Он хотел уже закрыть створки, но я остановила его, указав сначала на свечу, затем на книжные полки. Он взял подсвечник и осветил свою библиотеку. Все книги выглядели новыми, но были старинными, даже древними, написанными от руки и не на бумаге, а, по-видимому, на пергаменте. Множество книг на арабском, сменялось греческими, затем латинскими авторами, и насколько я смогла разобраться, тематика выдавала разносторонние интересы владельца библиотеки или же ее собирателя: математика, география, философия, медицина и многое, что я не сумела прочесть по-арабски. Я, как могла, выразила свое восхищение собранием книг.
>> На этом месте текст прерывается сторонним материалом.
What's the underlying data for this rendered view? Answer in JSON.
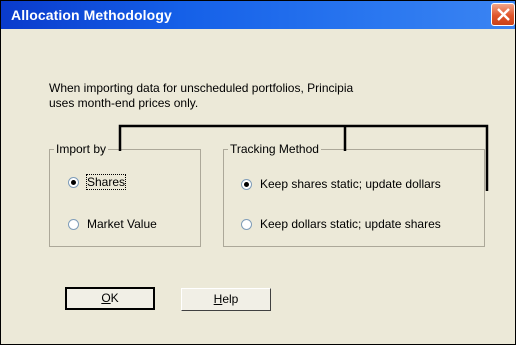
{
  "window": {
    "title": "Allocation Methodology",
    "close_icon": "close-icon"
  },
  "description": {
    "line1": "When importing data for unscheduled portfolios, Principia",
    "line2": "uses month-end prices only."
  },
  "import_by": {
    "label": "Import by",
    "options": [
      {
        "label": "Shares",
        "checked": true
      },
      {
        "label": "Market Value",
        "checked": false
      }
    ]
  },
  "tracking_method": {
    "label": "Tracking Method",
    "options": [
      {
        "label": "Keep shares static; update dollars",
        "checked": true
      },
      {
        "label": "Keep dollars static; update shares",
        "checked": false
      }
    ]
  },
  "buttons": {
    "ok_mnemonic": "O",
    "ok_rest": "K",
    "help_mnemonic": "H",
    "help_rest": "elp"
  },
  "colors": {
    "titlebar": "#0a3bcc",
    "dialog_bg": "#ece9d8",
    "close_button": "#e0552b"
  }
}
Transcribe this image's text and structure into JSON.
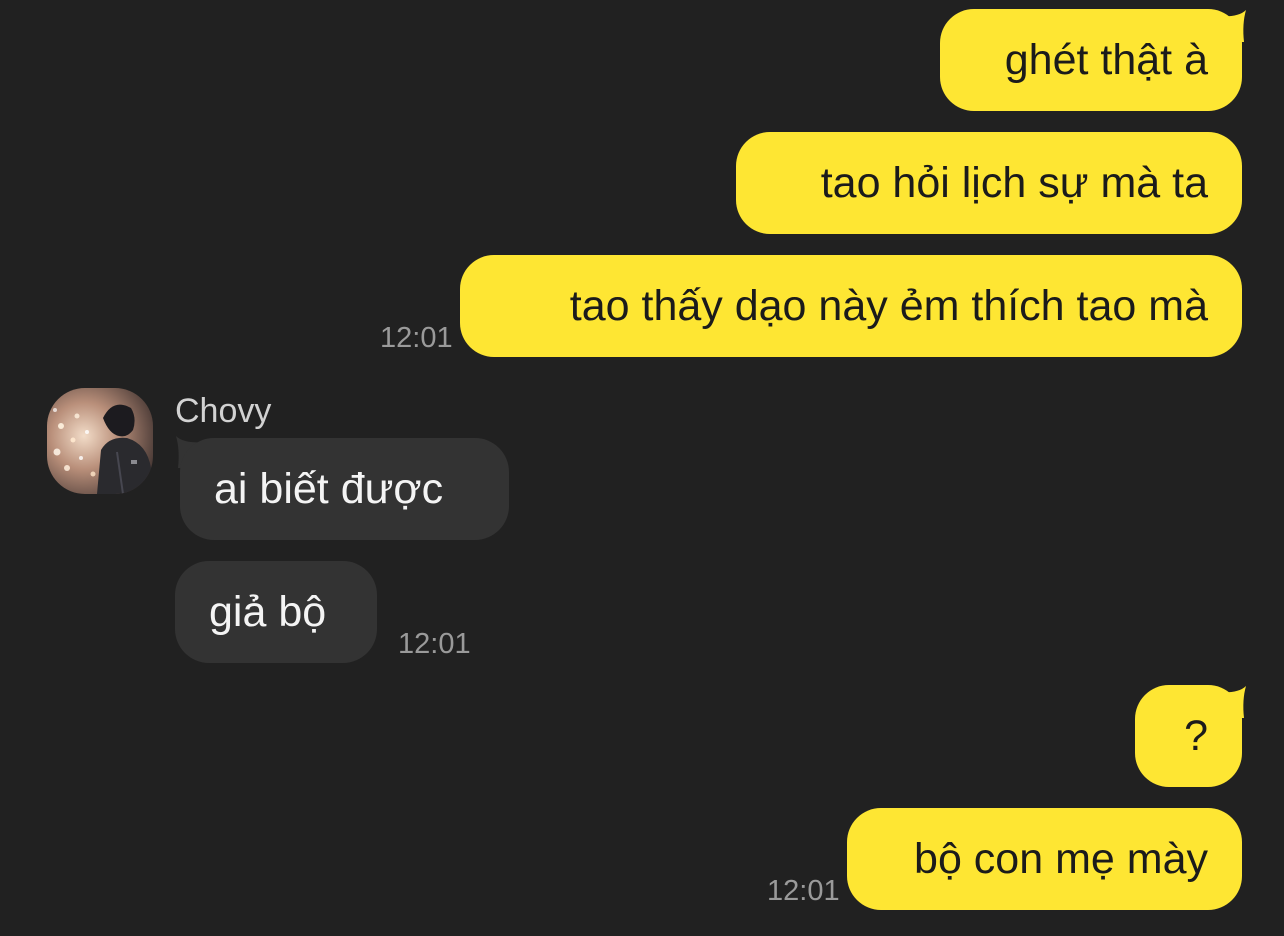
{
  "conversation": {
    "contact": {
      "name": "Chovy",
      "avatar_icon": "avatar-photo-icon"
    },
    "messages": [
      {
        "direction": "outgoing",
        "text": "ghét thật à"
      },
      {
        "direction": "outgoing",
        "text": "tao hỏi lịch sự mà ta"
      },
      {
        "direction": "outgoing",
        "text": "tao thấy dạo này ẻm thích tao mà",
        "time": "12:01"
      },
      {
        "direction": "incoming",
        "text": "ai biết được"
      },
      {
        "direction": "incoming",
        "text": "giả bộ",
        "time": "12:01"
      },
      {
        "direction": "outgoing",
        "text": "?"
      },
      {
        "direction": "outgoing",
        "text": "bộ con mẹ mày",
        "time": "12:01"
      }
    ]
  },
  "colors": {
    "background": "#212121",
    "outgoing_bubble": "#fee633",
    "incoming_bubble": "#333333",
    "timestamp": "#9a9a9a"
  }
}
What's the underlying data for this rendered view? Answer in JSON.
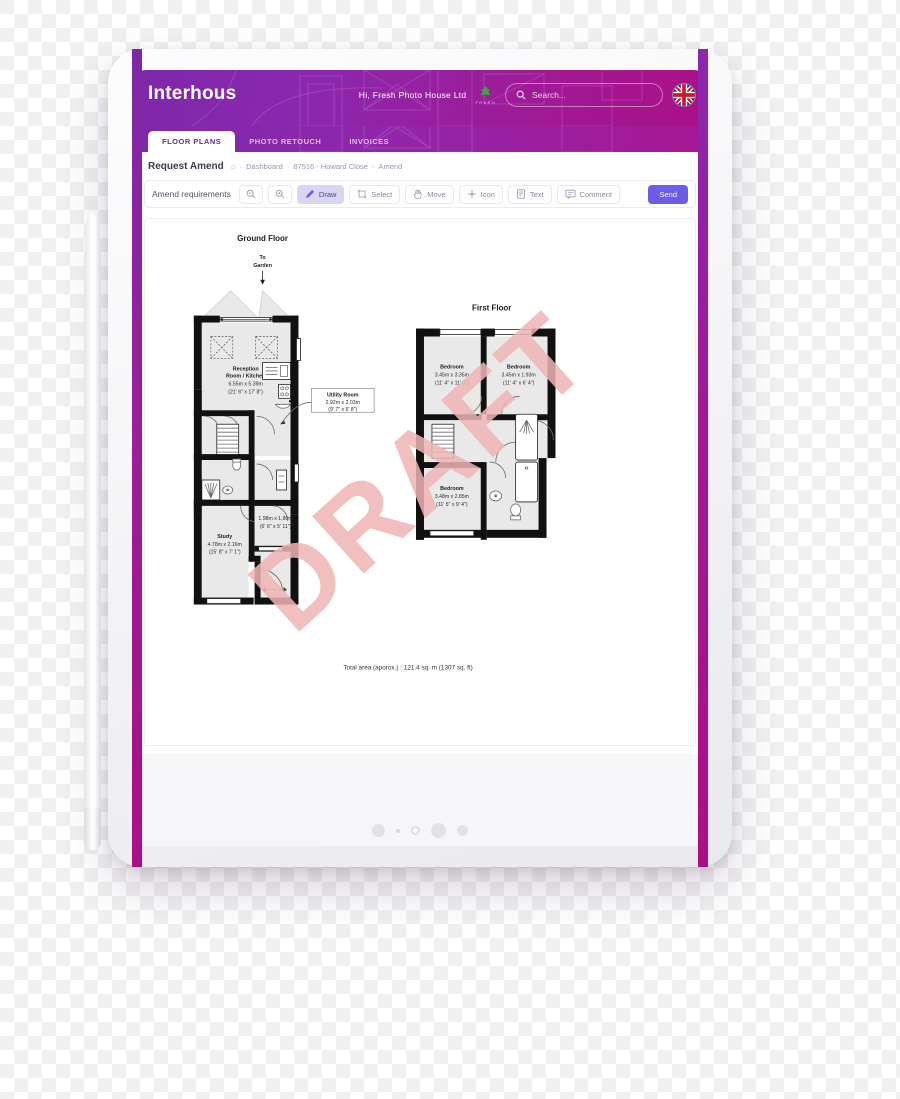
{
  "brand": {
    "name": "Interhous"
  },
  "header": {
    "greeting": "Hi,  Fresh Photo House Ltd",
    "partner_logo_text": "FRESH",
    "search_placeholder": "Search...",
    "flag_label": "uk-flag-icon"
  },
  "tabs": [
    {
      "label": "FLOOR PLANS",
      "active": true
    },
    {
      "label": "PHOTO RETOUCH",
      "active": false
    },
    {
      "label": "INVOICES",
      "active": false
    }
  ],
  "breadcrumb": {
    "title": "Request Amend",
    "home_icon": "⌂",
    "items": [
      "Dashboard",
      "87516 - Howard Close",
      "Amend"
    ],
    "separator": "·"
  },
  "toolbar": {
    "label": "Amend requirements",
    "buttons": [
      {
        "name": "zoom-out",
        "label": "",
        "icon": "zoom-out-icon",
        "active": false
      },
      {
        "name": "zoom-in",
        "label": "",
        "icon": "zoom-in-icon",
        "active": false
      },
      {
        "name": "draw",
        "label": "Draw",
        "icon": "pencil-icon",
        "active": true
      },
      {
        "name": "select",
        "label": "Select",
        "icon": "marquee-icon",
        "active": false
      },
      {
        "name": "move",
        "label": "Move",
        "icon": "hand-icon",
        "active": false
      },
      {
        "name": "icon",
        "label": "Icon",
        "icon": "plus-icon",
        "active": false
      },
      {
        "name": "text",
        "label": "Text",
        "icon": "text-icon",
        "active": false
      },
      {
        "name": "comment",
        "label": "Comment",
        "icon": "comment-icon",
        "active": false
      }
    ],
    "send_label": "Send"
  },
  "floorplan": {
    "watermark": "DRAFT",
    "ground": {
      "title": "Ground Floor",
      "to_garden": "To\nGarden",
      "to_garden_line1": "To",
      "to_garden_line2": "Garden",
      "rooms": [
        {
          "name": "Reception\nRoom / Kitchen",
          "name_line1": "Reception",
          "name_line2": "Room / Kitchen",
          "metric": "6.55m x 5.39m",
          "imperial": "(21' 6\" x 17' 8\")"
        },
        {
          "name": "Utility Room",
          "metric": "2.92m x 2.03m",
          "imperial": "(9' 7\" x 6' 8\")"
        },
        {
          "name": "Study",
          "metric": "4.78m x 2.16m",
          "imperial": "(15' 8\" x 7' 1\")"
        },
        {
          "name": "",
          "metric": "1.98m x 1.80m",
          "imperial": "(6' 6\" x 5' 11\")"
        }
      ]
    },
    "first": {
      "title": "First Floor",
      "rooms": [
        {
          "name": "Bedroom",
          "metric": "3.45m x 3.35m",
          "imperial": "(11' 4\" x 11' 0\")"
        },
        {
          "name": "Bedroom",
          "metric": "3.45m x 1.93m",
          "imperial": "(11' 4\" x 6' 4\")"
        },
        {
          "name": "Bedroom",
          "metric": "3.48m x 2.85m",
          "imperial": "(11' 5\" x 9' 4\")"
        }
      ]
    },
    "total_area": "Total area (aporox.) : 121.4 sq. m (1307 sq. ft)"
  },
  "colors": {
    "brand_purple": "#8a28ae",
    "brand_magenta": "#ab0f86",
    "accent": "#6c5ce7",
    "tool_active_bg": "#d9d5f5",
    "watermark": "#f0b5b5"
  }
}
И он, польщенный, благодарно поклонился.
Затем он вновь усадил меня на диван и начал что-то мне старательно объяснять. Из всего его монолога, по всей вероятности, весьма убедительного и аргументированного, но совершенно не оцененного мной, я разобрала лишь отдельные слова:
— «Хозяин замка», «люди», «вид», «спектакль» или «представление» и, наконец, странное слово «серва».
— Серва? — переспросила я.
Он, видимо, подумал, что только это слово вызвало у меня недопонимание. Я же по непонятной причине осталась озадачена им.
— Моя серва, ты — моя серва, — эту мысль он втолковывал мне жестами, указывая сначала на меня, потом на себя и произнося это нехорошее слово.
Мне казалось, что оно означает «рабыня». Итак, маска сорвана, все точки над «i» расставлены: я — его рабыня. Интеллектуально-ознакомительное общение завершено, очевидно, я гожусь лишь для рабского труда. И это в конце двадцатого века! Даже попытку сосредоточиться и внимать его словам я оставила от возмущения. Я буду безголосая и безмозглая рабыня, не понимающая своего господина.